With the words “Demon” and “Kid” tattooed above his eyebrows, Donald Johnson walked one morning in January 2012 into a house where he had once lived on Devine Avenue in New Orleans East and rousted five of the seven people staying there with an invitation to smoke marijuana in the garage.
Johnson’s girlfriend, Andrea Price, and her cousin Jubbard Price skulked around the side of the house in the meantime, entering a kids’ play room off the garage.
The marijuana-smoking plan was all a ruse, and Johnson quickly moved on to what prosecutors said was the real reason for the visit: to rob the house, where police later found a stash of firearms, bulletproof vests and hand grenades.
He forced the five people into the garage, slicing the neck of one victim, smacking her with a gun and ordering her to move, Assistant District Attorney Bobby Freeman told an Orleans Parish Criminal District Court jury Tuesday during opening statements in the murder and kidnapping trial of Jubbard Price.
In the kids’ room, Jubbard Price was waiting, Freeman said.
“Get down, I’m in charge!” he shouted, raising a gun, according to Freeman.
Within minutes, three people would be fatally shot at close range and two others would be wounded. The gunfire killed 60-year-old Reyland “Diggem” Berry; Keishaune Keppard, 20; and the house’s owner, Troy Leslie, 37, who was sleeping in a back room with a girlfriend.
In the garage, the ones who lived had begged Johnson to just rob the place and leave.
“What do you want?” they asked, according to Freeman.
“I want souls,” Johnson responded.
Johnson and his two alleged accomplices fled in Leslie’s red Pontiac Grand Prix with a stolen home safe, headed for a “chop shop” that Jubbard Price suggested, Freeman said.
Even if Johnson was the only one to pull the trigger, as Price’s lawyers argue, Price was no less a key player, Freeman said.
“He wasn’t just some, I don’t know, accidental tourist,” Freeman said. “These people came together. They were acting in concert.”
Price, now 23, sat at the defense table Tuesday in a royal blue dress shirt on the first day of testimony in a case expected to run a few days.
He faces five counts of second-degree kidnapping and three counts of second-degree murder. He is the only one of the three suspects to stand trial in the triple killing.
That’s because Johnson is dead, having been shot by police the same day following a chase from New Orleans East to Gentilly. One of the victims called police, and the Grand Prix wound up wrapped around a street pole.
And last year, Andrea Price accepted a 20-year prison sentence, pleading guilty to manslaughter and kidnapping charges while agreeing to testify against her cousin in a deal with District Attorney Leon Cannizzaro’s office.

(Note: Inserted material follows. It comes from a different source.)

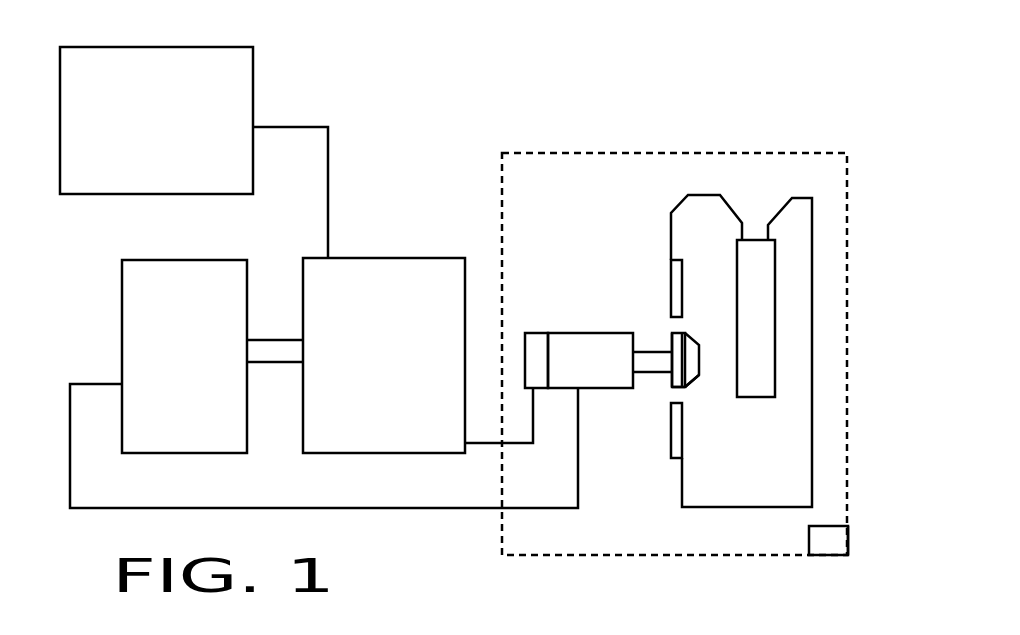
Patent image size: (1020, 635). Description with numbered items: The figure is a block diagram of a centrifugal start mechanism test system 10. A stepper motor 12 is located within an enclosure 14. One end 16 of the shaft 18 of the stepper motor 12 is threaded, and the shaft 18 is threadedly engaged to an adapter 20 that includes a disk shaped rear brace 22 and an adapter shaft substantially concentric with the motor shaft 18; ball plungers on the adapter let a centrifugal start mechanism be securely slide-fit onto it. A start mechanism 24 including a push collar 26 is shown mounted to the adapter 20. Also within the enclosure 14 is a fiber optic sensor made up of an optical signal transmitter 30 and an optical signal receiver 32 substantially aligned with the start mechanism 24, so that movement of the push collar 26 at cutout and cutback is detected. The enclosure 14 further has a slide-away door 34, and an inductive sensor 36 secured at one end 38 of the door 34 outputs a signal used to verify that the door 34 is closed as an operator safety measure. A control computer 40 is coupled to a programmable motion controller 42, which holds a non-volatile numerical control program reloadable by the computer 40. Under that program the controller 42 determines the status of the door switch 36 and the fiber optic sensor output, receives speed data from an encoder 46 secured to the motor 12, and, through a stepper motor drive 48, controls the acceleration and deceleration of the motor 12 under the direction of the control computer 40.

That leaves Jubbard Price, who faces a life prison sentence if the jury of 11 women and one man convicts him.
Although Price allegedly confessed to his role in the crime, Tom Shlosman, who is representing Price along with defense attorney Nandi Campbell, told the jury there’s no evidence that Price ever fired a shot, or even knew Johnson.
“He didn’t shoot anybody, he didn’t stab anybody, he didn’t kill anybody,” Shlosman said.
Shlosman suggested that Price got caught up in a scheme of which he was unaware, brought along by his cousin. Andrea Price can’t be trusted, based on conflicting statements to police and her relationship with Johnson, Shlosman said.
Johnson “said he wanted their souls. We’re not making this stuff up,” Shlosman said. “This guy Donald Johnson was crazier than a bat in a belltower. He was a dope dealer. He was a dope user and a cold-blooded killer. He went with one goal in mind, and that was to kill.”
Andrea Price is expected to take the witness stand Wednesday.
While prosecutors recovered what they believed to be the murder weapon — a .32 caliber Davis Industries pistol — in the house, no DNA, fingerprints or other evidence points to Price as a shooter, Shlosman told the jury.
The testimony of Andrea Price “is all they got,” he said.
Urging the jury to “help us save this kid,” Shlosman cast the shooting victims in a dim light.
“We do know what was in the house was pimps, prostitutes, crack cocaine, shotguns, bulletproof vests and hand grenades,” he said. “I assure you the people in this house were not the Brady Bunch.”
Police Detective Jeffrey Vappie said as much on the witness stand late Tuesday while explaining why he didn’t ask every resident in the house what they did for a living. Leslie, the house’s owner, commonly allowed people to crash there, Vappie said.
During his testimony, it also came out that the house had been the scene of an earlier shooting, in 2011.
“There is no question they all smoked drugs. There’s no question they all sold drugs out of that house,” Vappie said.